Many consider this Lions tour to have been weakened by the circumstances. Less impressive, not as meaningful. A hollow spectacle. One that tarnished the image of the sport, even.
Tell this to a South African generation who already lost out on 15 opportunities to play for the Springboks. If the average Springbok gets about 30 caps, that’s half a test career worth of tests cancelled. Tell them.
Tell this to the governing body who creates work for hundreds, if not thousands of South Africans, directly & indirectly. More people are unemployed than there are people who have jobs, here in SA. It wasn’t just the dignity of an emblem or an ideal that was at stake.
“It’s not worth the risk. Its all about the money. What about the fans?” Tell this to the hotel staff who left their families to offer a safe, sanitary refuge for the Boks & Lions. No medals. Just a chance to work, in an industry ravaged by a pandemic that seems to have no end.
Tell the Lions, who left their families, missed milestones & travelled straight into the eye of what seemed like a perfect storm. A country ravaged by its biggest wave of infections yet, compounded by a week of large scale violence & looting (the word insurrection was used).
To get on with it all, despite positive test results and close contact isolation - even when the team had to be selected on the bus to the game. This wasn’t what anyone dreamt of when they watched their first Lions Tour as a kid.
Personally, all I kept hoping for in the second half, was that it wouldn’t end in a draw.

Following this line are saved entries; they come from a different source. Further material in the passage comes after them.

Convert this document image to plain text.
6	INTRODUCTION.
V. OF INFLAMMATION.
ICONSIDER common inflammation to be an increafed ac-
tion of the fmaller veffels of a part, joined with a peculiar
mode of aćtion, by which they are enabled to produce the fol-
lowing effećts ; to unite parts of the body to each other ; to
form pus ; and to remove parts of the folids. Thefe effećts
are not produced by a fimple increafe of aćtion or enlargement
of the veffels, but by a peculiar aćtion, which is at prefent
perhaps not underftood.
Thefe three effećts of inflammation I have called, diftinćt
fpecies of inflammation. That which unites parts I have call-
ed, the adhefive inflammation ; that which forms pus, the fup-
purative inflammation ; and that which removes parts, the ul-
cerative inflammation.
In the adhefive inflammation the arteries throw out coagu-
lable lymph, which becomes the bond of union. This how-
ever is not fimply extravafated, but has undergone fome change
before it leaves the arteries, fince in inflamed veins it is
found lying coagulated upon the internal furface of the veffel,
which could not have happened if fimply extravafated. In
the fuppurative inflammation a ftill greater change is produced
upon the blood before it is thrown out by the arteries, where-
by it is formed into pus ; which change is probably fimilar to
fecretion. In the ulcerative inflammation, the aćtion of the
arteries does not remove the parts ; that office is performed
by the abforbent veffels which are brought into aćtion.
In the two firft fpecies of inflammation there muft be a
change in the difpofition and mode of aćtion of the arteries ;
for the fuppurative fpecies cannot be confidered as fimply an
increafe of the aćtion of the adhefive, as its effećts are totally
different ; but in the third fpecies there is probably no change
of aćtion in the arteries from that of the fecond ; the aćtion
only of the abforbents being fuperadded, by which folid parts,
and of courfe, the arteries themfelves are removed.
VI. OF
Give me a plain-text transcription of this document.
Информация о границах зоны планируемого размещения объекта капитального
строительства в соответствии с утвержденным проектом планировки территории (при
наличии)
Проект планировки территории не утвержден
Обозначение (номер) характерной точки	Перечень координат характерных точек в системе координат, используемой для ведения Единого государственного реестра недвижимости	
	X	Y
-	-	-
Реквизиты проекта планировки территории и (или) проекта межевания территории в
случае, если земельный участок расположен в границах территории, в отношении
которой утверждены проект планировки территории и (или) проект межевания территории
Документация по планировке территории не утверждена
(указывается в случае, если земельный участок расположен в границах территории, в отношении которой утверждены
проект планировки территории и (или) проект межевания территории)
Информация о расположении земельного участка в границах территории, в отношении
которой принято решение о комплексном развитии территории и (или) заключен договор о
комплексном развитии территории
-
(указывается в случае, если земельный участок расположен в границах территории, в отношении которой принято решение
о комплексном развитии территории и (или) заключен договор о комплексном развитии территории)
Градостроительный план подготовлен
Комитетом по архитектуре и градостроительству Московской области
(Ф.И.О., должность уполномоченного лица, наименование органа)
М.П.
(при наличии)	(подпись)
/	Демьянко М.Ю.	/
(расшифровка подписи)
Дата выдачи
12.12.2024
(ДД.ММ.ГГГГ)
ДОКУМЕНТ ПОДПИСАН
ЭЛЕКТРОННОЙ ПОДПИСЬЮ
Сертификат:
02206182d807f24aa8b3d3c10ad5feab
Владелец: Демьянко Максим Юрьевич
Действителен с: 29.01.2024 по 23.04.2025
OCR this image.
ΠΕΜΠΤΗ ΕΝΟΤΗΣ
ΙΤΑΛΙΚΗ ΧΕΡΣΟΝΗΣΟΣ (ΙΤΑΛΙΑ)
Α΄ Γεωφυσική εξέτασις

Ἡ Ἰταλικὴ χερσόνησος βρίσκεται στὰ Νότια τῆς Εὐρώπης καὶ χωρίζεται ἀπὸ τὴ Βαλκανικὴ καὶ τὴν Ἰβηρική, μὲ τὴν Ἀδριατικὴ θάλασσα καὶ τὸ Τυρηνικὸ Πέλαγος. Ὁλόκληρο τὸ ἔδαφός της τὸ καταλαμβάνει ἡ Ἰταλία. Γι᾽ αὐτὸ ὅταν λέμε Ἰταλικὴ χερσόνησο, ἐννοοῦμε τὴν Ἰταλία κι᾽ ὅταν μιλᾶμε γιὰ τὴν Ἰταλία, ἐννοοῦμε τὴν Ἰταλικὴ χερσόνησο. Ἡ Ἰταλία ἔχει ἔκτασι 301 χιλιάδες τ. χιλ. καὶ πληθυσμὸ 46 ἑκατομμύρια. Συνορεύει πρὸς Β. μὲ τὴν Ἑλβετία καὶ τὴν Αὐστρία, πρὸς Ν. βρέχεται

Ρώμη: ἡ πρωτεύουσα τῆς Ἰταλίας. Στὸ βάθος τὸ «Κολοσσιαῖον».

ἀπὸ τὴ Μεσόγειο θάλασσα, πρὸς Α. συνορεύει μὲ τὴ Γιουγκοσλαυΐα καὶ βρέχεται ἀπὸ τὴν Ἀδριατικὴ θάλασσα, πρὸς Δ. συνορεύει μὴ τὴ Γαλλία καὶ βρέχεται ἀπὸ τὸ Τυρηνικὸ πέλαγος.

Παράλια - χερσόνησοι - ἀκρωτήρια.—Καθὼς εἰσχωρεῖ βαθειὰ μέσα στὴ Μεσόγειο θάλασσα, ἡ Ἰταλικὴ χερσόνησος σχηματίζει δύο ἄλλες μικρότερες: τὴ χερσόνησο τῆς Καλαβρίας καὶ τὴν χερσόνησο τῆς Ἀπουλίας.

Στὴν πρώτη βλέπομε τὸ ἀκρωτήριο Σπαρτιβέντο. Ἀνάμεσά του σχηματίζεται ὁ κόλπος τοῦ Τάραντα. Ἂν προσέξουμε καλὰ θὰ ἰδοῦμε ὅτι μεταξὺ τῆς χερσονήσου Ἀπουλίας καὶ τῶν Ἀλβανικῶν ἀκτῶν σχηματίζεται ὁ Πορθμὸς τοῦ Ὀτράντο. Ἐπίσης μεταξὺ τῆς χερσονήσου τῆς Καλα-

A draw would probably have been a fair reflection of the game. But this series, after all the sacrifice, perseverance & determination it asked of so many people, deserved a winner.
This tour was peak South Africa. It was loud, it was angry and it left some marks. It was never supposed to be possible. The fact that three tests were played, much like most of what is achieved in the rainbow nation - in hindsight - seems miraculous.
So grateful to have stood witness to the power of the human spirit.